1. Nach § 9b Abs.2 EStG werden bei einer Berichtigung des Vorsteuerabzugs gemäß § 15a UStG die Mehrbeträge als Betriebseinnahmen oder Einnahmen, die Minderbeträge als Betriebsausgaben oder Werbungskosten behandelt; die Anschaffungs- oder Herstellungskosten bleiben unberührt. Die Vorschrift dient der Vereinfachung. Wenn es sie nicht gäbe, müßten nach § 9b Abs.1 EStG bei jeder Vorsteuerberichtigung die Anschaffungs- oder Herstellungskosten erhöht und die Absetzungen für Abnutzung (AfA) angepaßt werden. Dieser Arbeitsaufwand soll den Betrieben nicht zugemutet werden (amtliche Begründung zum Entwurf des § 9b Abs.2 EStG, BTDrucks V/2185, S.7).
Es ist streitig, ob bei Veräußerung eines umsatzsteuerpflichtig vermieteten Grundstücks aus dem Privatvermögen der Vorsteuerberichtigungsbetrag als Werbungskosten abgezogen werden kann (so Kurth, Finanz-Rundschau --FR-- 1984, 362; Wollny in Stuhrmann/Wollny/Quast/Grützner, Besteuerung der Bauherrengemeinschaften, Herne 1983, Teil B Rdnr.322) oder ob es sich um Veräußerungskosten handelt, die nicht im Zusammenhang mit steuerpflichtigen Einnahmen stehen (Niedersächsisches FG, Urteil vom 17.Juli 1985 X 445/84, Betriebs-Berater --BB-- 1986, 1139; Abschn.86 Abs.6 der Einkommensteuer-Richtlinien --EStR--; Schmider, Praxis der steuerbegünstigten Kapitalanlagen IV Köln, Tz.204; Stuhrmann, FR 1984, 171; B.Meyer, Deutsche Steuer- Zeitung --DStZ-- 1985, 195; Blümich/Erhard, Einkommensteuergesetz, § 9b Rdnr.86). Die erste der diesem Meinungsstreit zugrunde liegenden Fragen, nämlich ob § 9b Abs.2 EStG, was die Qualifizierung der Rückzahlungsbeträge als Betriebsausgaben oder Werbungskosten anlangt, lex specialis zu § 4 Abs.4 und § 9 EStG ist, kann im Streitfall unentschieden bleiben, da bei der Veräußerung von Betriebsvermögen anfallende Kosten in jedem Fall betrieblich veranlaßt sind. Die zweite Frage jedoch, ob die Rückzahlung von Vorsteuern der vorangegangenen Vermietung oder der Veräußerung als Aufwand zuzurechnen ist, stellt sich auch im Streitfall.
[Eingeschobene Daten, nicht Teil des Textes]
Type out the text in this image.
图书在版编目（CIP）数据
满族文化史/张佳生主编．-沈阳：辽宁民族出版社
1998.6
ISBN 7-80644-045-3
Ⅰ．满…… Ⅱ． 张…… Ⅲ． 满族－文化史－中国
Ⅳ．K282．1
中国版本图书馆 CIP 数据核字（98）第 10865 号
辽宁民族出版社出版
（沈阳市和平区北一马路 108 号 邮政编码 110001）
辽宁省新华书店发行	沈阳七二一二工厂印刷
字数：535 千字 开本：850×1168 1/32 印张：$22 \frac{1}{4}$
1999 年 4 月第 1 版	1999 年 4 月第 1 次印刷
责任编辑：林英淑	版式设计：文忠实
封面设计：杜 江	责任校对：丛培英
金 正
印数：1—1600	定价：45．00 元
2. Veräußerungskosten sind alle Aufwendungen, die in unmittelbarer sachlicher Beziehung zum Veräußerungsgeschäft stehen (BFH-Urteil vom 27.Oktober 1977 IV R 60/74, BFHE 123, 553, BStBl II 1978, 100). Hierunter sind zum einen Aufwendungen wie wie Notar- und Grundbuchgebühren, Maklerprovisionen und die durch den Veräußerungsvorgang selbst entstehenden Steuern (Verkehrsteuern, Umsatzsteuer; nicht aber anteilige Gewerbesteuer) zu verstehen. Es sind aber auch andere Fälle einer Minderung des Veräußerungsgewinns durch wirtschaftlich eng mit der Veräußerung zusammenhängende Vorgänge denkbar (BFH-Urteil vom 6.Mai 1982 IV R 56/79, BFHE 136, 209, BStBl II 1982, 691). Allerdings genügt ein nur zeitlicher Zusammenhang mit der Betriebsveräußerung nicht zur Annahme eines den Veräußerungsgewinn beeinflussenden Vorgangs (BFH-Urteil in BFHE 136, 209, BStBl II 1982, 691).
Im Streitfall steht die Rückzahlung der Vorsteuern nach § 15a Abs.1 i.V.m. Abs.4 UStG nicht lediglich in einem zeitlichen Zusammenhang mit der Veräußerung des Hauses. Sie ist vielmehr durch diese unmittelbar veranlaßt und steht zu ihr in einer sachlichen Beziehung.
a) Der gewährte Vorsteuerabzug ist nach § 15a UStG dann zu berichtigen, wenn das Wirtschaftsgut, bei dessen Anschaffung oder Herstellung Vorsteuer abgezogen worden ist, innerhalb eines bestimmten Zeitraums --bei Grundstücken innerhalb von zehn Jahren-- für steuerfreie Umsätze verwendet wird. Dabei bemißt sich der Berichtigungsbetrag anteilig nach dem Zeitraum, der auf die Verwendung für umsatzsteuerfreie Umsätze entfällt (§ 15a Abs.2 UStG). Bei einem Grundstück beträgt er mithin ein Zehntel pro Jahr der geänderten Verwendung.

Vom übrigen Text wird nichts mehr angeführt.